Intersubjectivity is the subject of this book; it has also made this book possible. My vivid and warmest thanks go to Richard Shiff, as well as Michael Charlesworth, John Clarke, and Linda Henderson for accepting to read a very different and much larger version of this text as a Ph.D. dissertation at the University of Texas at Austin. I am also very grateful to Richard Brettell and Tzvetan Todorov for shaping up and critiquing the initial argument that led to this book. The theoretical argument of this book owes much to many people, namely Alain Renaut, Jean-Marc and Luc Ferry, Jean-Claude Lebensztejn, Yves Michaud, and Tzvetan Todorov, in France; Jürgen Habermas in Germany; and Michael Holquist, Thomas McCarthy, and Rudolf Makkreel, in this country. Thomas Crow, Elizabeth Easton, John Elderfield, Richard S. Field, Romy Golan, Jonathan Katz, Karen Lang, Fred Orton, Adrian Piper, Nan Rosenthal, Jennifer Russell, Richard Shiff, Claire Snollaerts, James Traub, Jayne Warman, Jonathan Weinberg, and Christopher Wood: each generously and critically contributed to various stages of this work. My warmest appreciation goes to Guy and Alec Wildenstein, of the Wildenstein Institute, and to Richard Rubin, Jack Flam, and Joan Banach, of the Dedalus Foundation, for their unwavering support throughout my research on this book.
I have benefited from discussions with students, at Yale University and at Hunter College. I am thankful to all of them, especially Allison Harding, Hiriko Ikegami, Jeremy Melius, Karen Paik, Allison Stites, and Tonya Vernooy.
I am deeply indebted to David White and Sarah Taggart for their invaluable help with research material related to Robert Rauschenberg’s and Jasper Johns’s works. Many thanks to the librarians of the Sterling Memorial Library, the Art and Architecture Library, and the Law Library at Yale University, and of the Avery Library and the Butler Library at Columbia University, as well as the librarians and archivists of The Ashmolean Museum, Oxford, The Museum of Modern Art, the Metropolitan Museum of Art, and the Musée d’Orsay.
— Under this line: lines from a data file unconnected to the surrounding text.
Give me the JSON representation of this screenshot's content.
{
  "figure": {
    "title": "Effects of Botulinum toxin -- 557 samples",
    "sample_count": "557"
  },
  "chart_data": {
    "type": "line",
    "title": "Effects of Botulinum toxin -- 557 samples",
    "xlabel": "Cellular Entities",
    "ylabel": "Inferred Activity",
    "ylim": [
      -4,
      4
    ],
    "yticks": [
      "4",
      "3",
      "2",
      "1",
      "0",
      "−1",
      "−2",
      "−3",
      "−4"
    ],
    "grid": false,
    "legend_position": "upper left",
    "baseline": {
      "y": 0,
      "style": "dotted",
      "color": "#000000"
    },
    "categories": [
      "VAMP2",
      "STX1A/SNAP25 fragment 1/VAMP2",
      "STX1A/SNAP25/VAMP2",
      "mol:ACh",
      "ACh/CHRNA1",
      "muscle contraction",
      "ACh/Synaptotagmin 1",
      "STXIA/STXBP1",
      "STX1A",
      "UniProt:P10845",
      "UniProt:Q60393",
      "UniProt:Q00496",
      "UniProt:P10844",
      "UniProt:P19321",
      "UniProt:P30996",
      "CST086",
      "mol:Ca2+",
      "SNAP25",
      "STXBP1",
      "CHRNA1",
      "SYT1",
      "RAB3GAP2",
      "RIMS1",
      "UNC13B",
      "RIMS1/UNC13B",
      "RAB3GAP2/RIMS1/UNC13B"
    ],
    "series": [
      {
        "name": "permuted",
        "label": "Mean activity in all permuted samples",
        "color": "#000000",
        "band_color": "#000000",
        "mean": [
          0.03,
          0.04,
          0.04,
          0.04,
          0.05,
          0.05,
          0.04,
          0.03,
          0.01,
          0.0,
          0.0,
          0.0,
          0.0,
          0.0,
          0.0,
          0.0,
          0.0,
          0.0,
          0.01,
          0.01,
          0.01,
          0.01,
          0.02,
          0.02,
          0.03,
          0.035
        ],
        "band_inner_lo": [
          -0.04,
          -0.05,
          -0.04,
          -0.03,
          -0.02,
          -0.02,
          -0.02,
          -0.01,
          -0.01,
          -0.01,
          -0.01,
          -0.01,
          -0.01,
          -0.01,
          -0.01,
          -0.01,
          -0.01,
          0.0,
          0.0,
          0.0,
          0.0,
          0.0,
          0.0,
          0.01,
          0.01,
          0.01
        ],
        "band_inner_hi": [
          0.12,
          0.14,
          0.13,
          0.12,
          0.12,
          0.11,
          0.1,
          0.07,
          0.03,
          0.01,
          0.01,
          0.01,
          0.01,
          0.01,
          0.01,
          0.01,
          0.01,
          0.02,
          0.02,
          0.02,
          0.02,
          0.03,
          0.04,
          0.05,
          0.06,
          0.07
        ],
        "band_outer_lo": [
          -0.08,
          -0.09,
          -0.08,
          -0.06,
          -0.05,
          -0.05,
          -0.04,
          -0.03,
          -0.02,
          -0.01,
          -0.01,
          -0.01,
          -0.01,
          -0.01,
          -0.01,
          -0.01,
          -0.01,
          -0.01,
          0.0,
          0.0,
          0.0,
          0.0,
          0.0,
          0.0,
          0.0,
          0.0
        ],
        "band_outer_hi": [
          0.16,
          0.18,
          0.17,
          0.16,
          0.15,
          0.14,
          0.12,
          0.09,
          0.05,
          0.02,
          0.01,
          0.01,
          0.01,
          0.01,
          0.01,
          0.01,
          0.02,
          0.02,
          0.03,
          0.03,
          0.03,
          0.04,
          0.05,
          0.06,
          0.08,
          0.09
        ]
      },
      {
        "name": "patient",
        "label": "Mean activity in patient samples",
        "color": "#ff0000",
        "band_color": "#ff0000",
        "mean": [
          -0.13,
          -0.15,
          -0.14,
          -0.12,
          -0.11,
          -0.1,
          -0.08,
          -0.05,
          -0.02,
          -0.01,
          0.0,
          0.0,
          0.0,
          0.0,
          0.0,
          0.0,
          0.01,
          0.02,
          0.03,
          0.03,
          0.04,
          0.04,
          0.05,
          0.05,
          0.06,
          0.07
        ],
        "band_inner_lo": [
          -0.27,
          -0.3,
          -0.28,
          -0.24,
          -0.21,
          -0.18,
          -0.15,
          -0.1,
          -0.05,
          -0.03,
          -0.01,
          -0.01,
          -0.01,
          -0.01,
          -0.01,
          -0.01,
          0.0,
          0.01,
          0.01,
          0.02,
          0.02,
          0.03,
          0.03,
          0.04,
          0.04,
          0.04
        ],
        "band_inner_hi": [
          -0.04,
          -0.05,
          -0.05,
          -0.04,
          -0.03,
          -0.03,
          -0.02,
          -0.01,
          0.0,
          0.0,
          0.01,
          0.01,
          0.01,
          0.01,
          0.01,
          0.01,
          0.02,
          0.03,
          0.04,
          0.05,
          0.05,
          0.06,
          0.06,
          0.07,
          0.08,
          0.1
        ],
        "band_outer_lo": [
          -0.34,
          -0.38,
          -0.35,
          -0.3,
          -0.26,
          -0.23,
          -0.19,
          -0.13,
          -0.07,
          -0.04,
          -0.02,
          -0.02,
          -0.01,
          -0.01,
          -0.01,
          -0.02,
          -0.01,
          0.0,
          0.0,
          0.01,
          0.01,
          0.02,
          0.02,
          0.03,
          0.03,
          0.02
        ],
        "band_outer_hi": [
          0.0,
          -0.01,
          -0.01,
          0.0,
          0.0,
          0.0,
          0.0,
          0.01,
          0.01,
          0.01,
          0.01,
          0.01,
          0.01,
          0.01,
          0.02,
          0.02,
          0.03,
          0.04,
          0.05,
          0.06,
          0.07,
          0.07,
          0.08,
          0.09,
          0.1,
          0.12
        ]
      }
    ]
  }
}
It has been a real joy to work with Beatrice Rehl, at Cambridge University Press: many thanks for her dedication to this project. Judeth Oden and Tonya Vernooy have spent boundless time and energy making this manuscript ready for publication: my deep gratitude to them. Many thanks, too, to Stephen Frankel for his editorial help.
Jasper Johns and Robert Rauschenberg both have been generous beyond words: this book owes them much more than words can say.
Finally, I feel a great personal and moral debt to my close family, especially to Annabel Daou, my wife, and Paul, our son: I dedicate this book to both of them.